In the past, insurers have had many reasons to be selective about the agents they do business with – regulatory requirements, reputational issues, fraud risks, and, of course, their ability to produce good business that will stay on the books. The need to properly screen agents has probably never been higher given the regulatory pressures that are being brought to bear on the financial services industry. Consider the following quote from Richard Ketchum, Chairman and CEO of FINRA at the 2016 FINRA Annual Conference:
“Many of the firms involved in our culture review have emphasized the importance of ethics at the individual registered representative level, and have also highlighted their processes for reviewing reps prior to hiring as an important, culture-related control. Equally troubling, however, is the fact that there remain firms that have substantial concentrations of employees with significant past disciplinary records or a number of settled sales practice complaints or arbitrations. To say it bluntly, statistical analyses done by FINRA’s Office of the Chief Economist and independent studies demonstrate that these firms are meaningfully more likely to have repeat sales practice violations that harm clients. Of course, I understand that not all complaints are fair and the right supervision can result in former “problem” reps performing well. But I think it is important to emphasize that a firm that takes these risks does it at a cost.”
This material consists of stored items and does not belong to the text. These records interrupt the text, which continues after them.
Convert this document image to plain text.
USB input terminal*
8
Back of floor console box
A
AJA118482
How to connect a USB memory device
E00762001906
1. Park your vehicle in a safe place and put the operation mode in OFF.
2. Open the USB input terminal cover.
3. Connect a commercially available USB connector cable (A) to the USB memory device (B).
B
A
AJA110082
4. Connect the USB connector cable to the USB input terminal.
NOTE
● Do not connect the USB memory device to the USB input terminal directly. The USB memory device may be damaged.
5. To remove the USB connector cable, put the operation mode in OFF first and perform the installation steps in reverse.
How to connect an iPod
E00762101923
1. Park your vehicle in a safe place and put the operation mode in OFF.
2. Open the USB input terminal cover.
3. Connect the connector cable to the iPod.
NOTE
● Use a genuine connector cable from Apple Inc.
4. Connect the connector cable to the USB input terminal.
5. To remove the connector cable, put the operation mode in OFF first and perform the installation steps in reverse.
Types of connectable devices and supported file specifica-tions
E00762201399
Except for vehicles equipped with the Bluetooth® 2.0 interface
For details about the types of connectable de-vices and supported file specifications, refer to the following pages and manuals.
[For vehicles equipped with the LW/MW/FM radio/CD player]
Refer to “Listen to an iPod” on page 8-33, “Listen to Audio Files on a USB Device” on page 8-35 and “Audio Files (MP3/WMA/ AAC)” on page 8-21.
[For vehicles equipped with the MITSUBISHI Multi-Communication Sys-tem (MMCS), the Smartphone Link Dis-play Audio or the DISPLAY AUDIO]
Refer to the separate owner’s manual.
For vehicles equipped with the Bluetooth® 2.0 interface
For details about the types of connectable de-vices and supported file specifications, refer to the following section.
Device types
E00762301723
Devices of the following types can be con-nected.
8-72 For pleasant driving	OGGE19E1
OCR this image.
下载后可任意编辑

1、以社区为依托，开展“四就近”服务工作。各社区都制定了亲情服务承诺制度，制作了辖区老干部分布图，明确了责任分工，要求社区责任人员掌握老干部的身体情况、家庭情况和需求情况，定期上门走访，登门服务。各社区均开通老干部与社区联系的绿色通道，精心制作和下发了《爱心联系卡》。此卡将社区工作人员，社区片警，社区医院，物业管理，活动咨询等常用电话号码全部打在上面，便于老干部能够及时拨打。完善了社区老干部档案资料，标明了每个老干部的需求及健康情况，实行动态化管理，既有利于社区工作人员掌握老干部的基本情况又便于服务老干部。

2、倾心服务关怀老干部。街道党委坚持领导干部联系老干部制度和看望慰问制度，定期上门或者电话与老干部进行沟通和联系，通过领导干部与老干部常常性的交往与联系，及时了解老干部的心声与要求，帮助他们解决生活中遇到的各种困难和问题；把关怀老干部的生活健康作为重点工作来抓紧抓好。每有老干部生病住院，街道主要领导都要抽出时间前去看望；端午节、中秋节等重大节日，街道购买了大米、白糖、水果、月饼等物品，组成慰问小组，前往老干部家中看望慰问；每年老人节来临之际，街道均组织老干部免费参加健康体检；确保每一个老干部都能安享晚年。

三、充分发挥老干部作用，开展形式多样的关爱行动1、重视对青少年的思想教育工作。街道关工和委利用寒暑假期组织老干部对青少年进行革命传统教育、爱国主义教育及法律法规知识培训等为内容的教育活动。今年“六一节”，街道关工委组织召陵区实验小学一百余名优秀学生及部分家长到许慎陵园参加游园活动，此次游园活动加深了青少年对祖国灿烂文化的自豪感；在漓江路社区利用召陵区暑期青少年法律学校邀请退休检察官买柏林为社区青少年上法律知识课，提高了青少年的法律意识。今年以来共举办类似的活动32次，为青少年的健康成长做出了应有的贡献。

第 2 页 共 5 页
The DOL Rule may take the need for insurers to screen agents to another level. Some insurers are signaling that they will sign the Best Interest Contract (BIC) as the financial institution. By doing so, these insurers are assuming additional risk by becoming a fiduciary. Would it make sense to continue to do business with “higher risk” agents in this new environment? Or would it be prudent for insurers to complete some analysis to determine which agents are more likely to comply with the new standards? Prior to the DOL Rule, an insurer may have determined that an agent represented an acceptable level of risk. Post DOL Rule, that same agent may pose an unacceptable level of risk, especially if the insurer is signing the BIC. Fortunately, there are some practical methods that insurers can utilize to identify higher risk agents.
Agents have historically been one of the most important factors for an insurer’s success. The DOL Rule won’t change that. In fact, due to the risk involved, the DOL Rule has probably amplified the effect that agents have on insurers. How insurers manage that risk will be a key factor in their continued success.